I had been my own damn protection my whole life, but sometimes it just got so damn hard. Even if you had gotten used to the pain and started feeling numb, you could only take so many hits before the pain came roaring back.
"Come on," Harry laid a hand on my shoulder, a hand that was large and warm, and with a squeeze, he pulled me towards his chest.
I let myself fall into it, buried my head into his shirt and probably stained it with my tears, but he didn't seem to mind.
Instead, I felt him slightly bend down at the knees and suddenly tuck his arm under my legs.
He lifted me off the bar chair, and seemingly without much trouble, picked me up and held me in his arms. My head fell against his shoulder and my hands tucked against his chest.
I was so tired and I didn't bother arguing when he started to leave the den, heading up the stairs and taking me up to ground level again.
I was a strong, independent woman.
I didn't need a man to carry me 'Officer And A Gentleman' style up the stairs and into my bedroom.

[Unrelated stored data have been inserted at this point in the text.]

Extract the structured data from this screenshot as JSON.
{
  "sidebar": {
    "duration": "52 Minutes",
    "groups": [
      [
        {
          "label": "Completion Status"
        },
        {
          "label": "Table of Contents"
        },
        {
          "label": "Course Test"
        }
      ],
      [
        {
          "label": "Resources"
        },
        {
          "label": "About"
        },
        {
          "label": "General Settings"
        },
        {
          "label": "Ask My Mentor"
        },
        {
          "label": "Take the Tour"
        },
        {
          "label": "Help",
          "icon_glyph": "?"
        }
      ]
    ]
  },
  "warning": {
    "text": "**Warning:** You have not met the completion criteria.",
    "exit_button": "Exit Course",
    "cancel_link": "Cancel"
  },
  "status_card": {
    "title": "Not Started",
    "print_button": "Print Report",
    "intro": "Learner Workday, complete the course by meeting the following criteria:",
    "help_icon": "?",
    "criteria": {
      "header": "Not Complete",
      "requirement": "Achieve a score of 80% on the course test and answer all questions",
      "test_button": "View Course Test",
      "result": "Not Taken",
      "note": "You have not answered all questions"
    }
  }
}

I had two legs that had carried me ever since I learned how to walk, and I hadn't needed help ever since.
But tonight, I just didn't care.
Nobody had ever carried me like this before. Nobody had ever even been considerate enough to offer it, in fact, and the fact that Harry did without words tonight felt nice. I knew it didn't mean anything.
Harry was another breed of man, so I wasn't going to allow myself to get used to it, and I also didn't want to. But just for tonight...
"You're a nice asshole sometimes," I whispered under my breath as I felt him bump my bedroom door open with his shoulder.
He carried me in sideways and then headed towards my bed. He didn't answer, but instead laid me down on my bed. I mumbled something I didn't even know whether or not was supposed to be a thank you or just a sound, but in any case, I rolled over on my bed and found my pillows.
Hugging them to me, I curled up and sensed Harry walking around the bed.
"Are you going to throw up?"
I shook my head.
I didn't throw up. I wasn't that kind of drinker. I just got a bad headache in the morning accompanied by a heavy body. But no projectile vomiting.
"Sleep tight then."
I hummed something, and this time I tried to make it sound like 'thank you', but it didn't come out that way. I was already passing out, and I couldn't even remember the sound of the door closing before I was completely knocked out.